Traduction œcuménique de la Bible :

4.1 à 4.26

L'homme connut Eve sa femme. Elle devint enceinte, enfanta Caïn et dit :
" J'ai procréé un homme, avec le SEIGNEUR. "

Elle enfanta encore son frère Abel. Abel faisait paître les moutons, Caïn cultivait le sol. A la fin de la saison, Caïn apporta au SEIGNEUR une offrande de fruits de la terre ; Abel apporta lui aussi des prémices de ses bêtes et leur graisse.

Le SEIGNEUR tourna son regard vers Abel et son offrande, mais il détourna son regard de Caïn et de son offrande. Caïn en fut très irrité et son visage fut abattu.

Le SEIGNEUR dit à Caïn : " Pourquoi t'irrites-tu ? Et pourquoi ton visage est-il abattu ? Si tu n'agis pas bien, le péché, tapi à ta porte, te désire. Mais toi, domine-le. "

Caïn parla à son frère Abel et, lorsqu'ils furent aux champs, Caïn attaqua son frère Abel et le tua. Le SEIGNEUR dit à Caïn : " Où est ton frère Abel ? "

- " Je ne sais, répondit-il. Suis-je le gardien de mon frère ? "

- " Qu'as-tu fait ? reprit-il. La voix du sang de ton frère crie du sol vers moi. Tu es maintenant maudit du sol qui a ouvert la bouche pour recueillir de ta main le sang de ton frère. Quand tu cultiveras le sol, il ne te donnera plus de sa force. Tu seras errant et vagabond sur la terre. "

Caïn dit au SEIGNEUR : " Ma faute est trop lourde à porter. Si tu me chasses aujourd'hui de l'étendue de ce sol, je serai caché à ta face, je serai errant et vagabond sur la terre, et quiconque me trouvera me tuera. "

Le SEIGNEUR lui dit : " Eh bien ! Si l'on tue Caïn, il sera vengé sept fois. "

Le SEIGNEUR mit un signe sur Caïn pour que personne en le rencontrant ne le frappe. Caïn s'éloigna de la présence du SEIGNEUR et habita dans le pays de Nod à l'orient d'Eden.

Caïn connut sa femme, elle devint enceinte et enfanta Hénok. Caïn se mit à construire une ville et appela la ville du nom de son fils Hénok.
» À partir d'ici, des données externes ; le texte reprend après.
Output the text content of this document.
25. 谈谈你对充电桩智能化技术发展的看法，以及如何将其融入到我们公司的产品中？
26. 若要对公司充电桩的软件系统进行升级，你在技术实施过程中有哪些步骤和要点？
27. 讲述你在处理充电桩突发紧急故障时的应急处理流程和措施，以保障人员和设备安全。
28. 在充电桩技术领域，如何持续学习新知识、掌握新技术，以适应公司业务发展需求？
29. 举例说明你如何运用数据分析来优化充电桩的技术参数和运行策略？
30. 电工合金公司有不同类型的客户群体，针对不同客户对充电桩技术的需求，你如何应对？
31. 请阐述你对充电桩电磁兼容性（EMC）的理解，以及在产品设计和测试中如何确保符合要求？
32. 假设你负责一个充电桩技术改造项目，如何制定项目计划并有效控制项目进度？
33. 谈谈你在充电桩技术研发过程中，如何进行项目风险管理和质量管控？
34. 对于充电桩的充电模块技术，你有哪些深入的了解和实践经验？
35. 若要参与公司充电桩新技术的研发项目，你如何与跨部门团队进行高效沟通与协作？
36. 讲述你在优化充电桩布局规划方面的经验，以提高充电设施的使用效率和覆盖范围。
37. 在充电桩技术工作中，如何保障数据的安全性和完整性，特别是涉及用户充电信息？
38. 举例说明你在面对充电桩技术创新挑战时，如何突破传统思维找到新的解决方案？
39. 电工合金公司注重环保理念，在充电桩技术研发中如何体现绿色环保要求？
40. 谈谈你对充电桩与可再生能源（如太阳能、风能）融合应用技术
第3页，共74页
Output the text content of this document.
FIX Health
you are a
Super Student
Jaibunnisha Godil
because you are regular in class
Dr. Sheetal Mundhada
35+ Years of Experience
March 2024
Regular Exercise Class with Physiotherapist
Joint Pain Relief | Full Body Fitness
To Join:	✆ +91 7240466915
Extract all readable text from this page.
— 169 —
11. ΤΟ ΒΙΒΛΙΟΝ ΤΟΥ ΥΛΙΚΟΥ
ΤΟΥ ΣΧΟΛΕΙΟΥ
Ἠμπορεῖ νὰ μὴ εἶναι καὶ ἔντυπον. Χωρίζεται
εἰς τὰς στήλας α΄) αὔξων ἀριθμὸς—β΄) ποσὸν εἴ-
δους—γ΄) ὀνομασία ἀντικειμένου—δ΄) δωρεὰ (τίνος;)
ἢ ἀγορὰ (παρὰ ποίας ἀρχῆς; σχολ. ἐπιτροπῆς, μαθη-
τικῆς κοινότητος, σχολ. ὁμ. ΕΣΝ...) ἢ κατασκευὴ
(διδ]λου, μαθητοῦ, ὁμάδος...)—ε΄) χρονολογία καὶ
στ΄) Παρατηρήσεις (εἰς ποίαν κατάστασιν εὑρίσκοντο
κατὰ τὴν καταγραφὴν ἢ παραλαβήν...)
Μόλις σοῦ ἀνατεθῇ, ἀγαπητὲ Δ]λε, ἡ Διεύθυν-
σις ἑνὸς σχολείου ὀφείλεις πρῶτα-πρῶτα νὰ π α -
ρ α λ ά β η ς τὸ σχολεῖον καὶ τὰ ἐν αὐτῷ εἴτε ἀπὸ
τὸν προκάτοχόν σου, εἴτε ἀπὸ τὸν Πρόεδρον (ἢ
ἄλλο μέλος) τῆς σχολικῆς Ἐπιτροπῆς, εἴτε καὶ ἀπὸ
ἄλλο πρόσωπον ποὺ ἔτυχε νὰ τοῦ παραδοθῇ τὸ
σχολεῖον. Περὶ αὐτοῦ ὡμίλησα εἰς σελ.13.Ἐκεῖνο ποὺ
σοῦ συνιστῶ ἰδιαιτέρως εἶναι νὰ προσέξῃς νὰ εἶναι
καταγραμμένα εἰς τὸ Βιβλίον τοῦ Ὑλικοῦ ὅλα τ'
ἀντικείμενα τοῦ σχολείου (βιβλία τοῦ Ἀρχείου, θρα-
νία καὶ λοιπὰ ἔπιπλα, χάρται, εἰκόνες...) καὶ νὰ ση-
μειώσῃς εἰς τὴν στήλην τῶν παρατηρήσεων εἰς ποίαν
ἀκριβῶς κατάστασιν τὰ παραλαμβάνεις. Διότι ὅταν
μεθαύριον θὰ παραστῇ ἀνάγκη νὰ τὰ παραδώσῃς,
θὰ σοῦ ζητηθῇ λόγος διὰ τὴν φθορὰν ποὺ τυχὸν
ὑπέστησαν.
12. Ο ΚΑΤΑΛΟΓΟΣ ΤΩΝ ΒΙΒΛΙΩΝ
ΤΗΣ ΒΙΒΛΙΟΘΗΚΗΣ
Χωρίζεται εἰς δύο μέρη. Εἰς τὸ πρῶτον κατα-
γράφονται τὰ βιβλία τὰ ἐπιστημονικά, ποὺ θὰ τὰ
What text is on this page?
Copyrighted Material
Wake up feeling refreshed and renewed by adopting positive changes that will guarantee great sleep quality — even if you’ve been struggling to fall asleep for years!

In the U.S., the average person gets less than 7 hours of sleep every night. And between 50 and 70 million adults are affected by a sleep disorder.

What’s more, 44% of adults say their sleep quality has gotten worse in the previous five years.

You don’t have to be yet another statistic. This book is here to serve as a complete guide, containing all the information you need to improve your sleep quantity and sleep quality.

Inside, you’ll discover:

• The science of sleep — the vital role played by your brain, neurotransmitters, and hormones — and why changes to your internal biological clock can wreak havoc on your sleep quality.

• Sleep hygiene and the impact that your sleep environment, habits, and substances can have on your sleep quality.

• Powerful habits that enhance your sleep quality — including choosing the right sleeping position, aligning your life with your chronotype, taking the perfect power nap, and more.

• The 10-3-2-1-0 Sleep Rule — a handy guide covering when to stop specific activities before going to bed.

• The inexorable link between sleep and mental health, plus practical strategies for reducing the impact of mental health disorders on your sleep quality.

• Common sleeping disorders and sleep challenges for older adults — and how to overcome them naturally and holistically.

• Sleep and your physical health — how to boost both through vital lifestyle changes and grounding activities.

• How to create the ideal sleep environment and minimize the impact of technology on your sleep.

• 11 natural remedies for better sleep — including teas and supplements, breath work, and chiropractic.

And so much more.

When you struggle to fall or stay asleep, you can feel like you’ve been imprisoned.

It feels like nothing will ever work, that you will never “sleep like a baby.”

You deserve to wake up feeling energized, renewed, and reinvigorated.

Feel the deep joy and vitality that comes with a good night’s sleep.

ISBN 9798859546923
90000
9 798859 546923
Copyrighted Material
Irad naquit à Hénok et Irad engendra Mehouyaël ; Mehiyyaël engendra Metoushaël et Metoushaël engendra Lamek.

Lamek prit deux femmes ; l'une s'appelait Ada et l'autre Cilla. Ada enfanta Yabal ; ce fut lui le père de ceux qui habitent des tentes avec des troupeaux. Son frère s'appelait Youbal ; ce fut lui le père de tous ceux qui jouent de la cithare et du chalumeau.

Cilla, quant à elle, enfanta Toubal-Caïn qui éguisait tout soc de bronze et ; la sœur de Toubal-Caïn était Naama.

Lamek dit à ses femmes : " Ada et Cilla, écoutez ma voix ! Femmes de Lamek, tendez l'oreille à mon dire ! Oui, j'ai tué un homme pour une blessure, un enfant pour une meurtrissure. Oui, Caïn sera vengé sept fois, mais Lamek soixante-dix-sept fois. "

Adam connut encore sa femme, elle enfanta un fils et le nomma Seth, car
" Dieu m'a suscité une autre descendance à la place d'Abel, puisque Caïn l'a tué. "

A Seth, lui aussi, naquit un fils qu'il appella du nom d'Enosh. On commença dès lors à invoquer Dieu sous le nom de SEIGNEUR.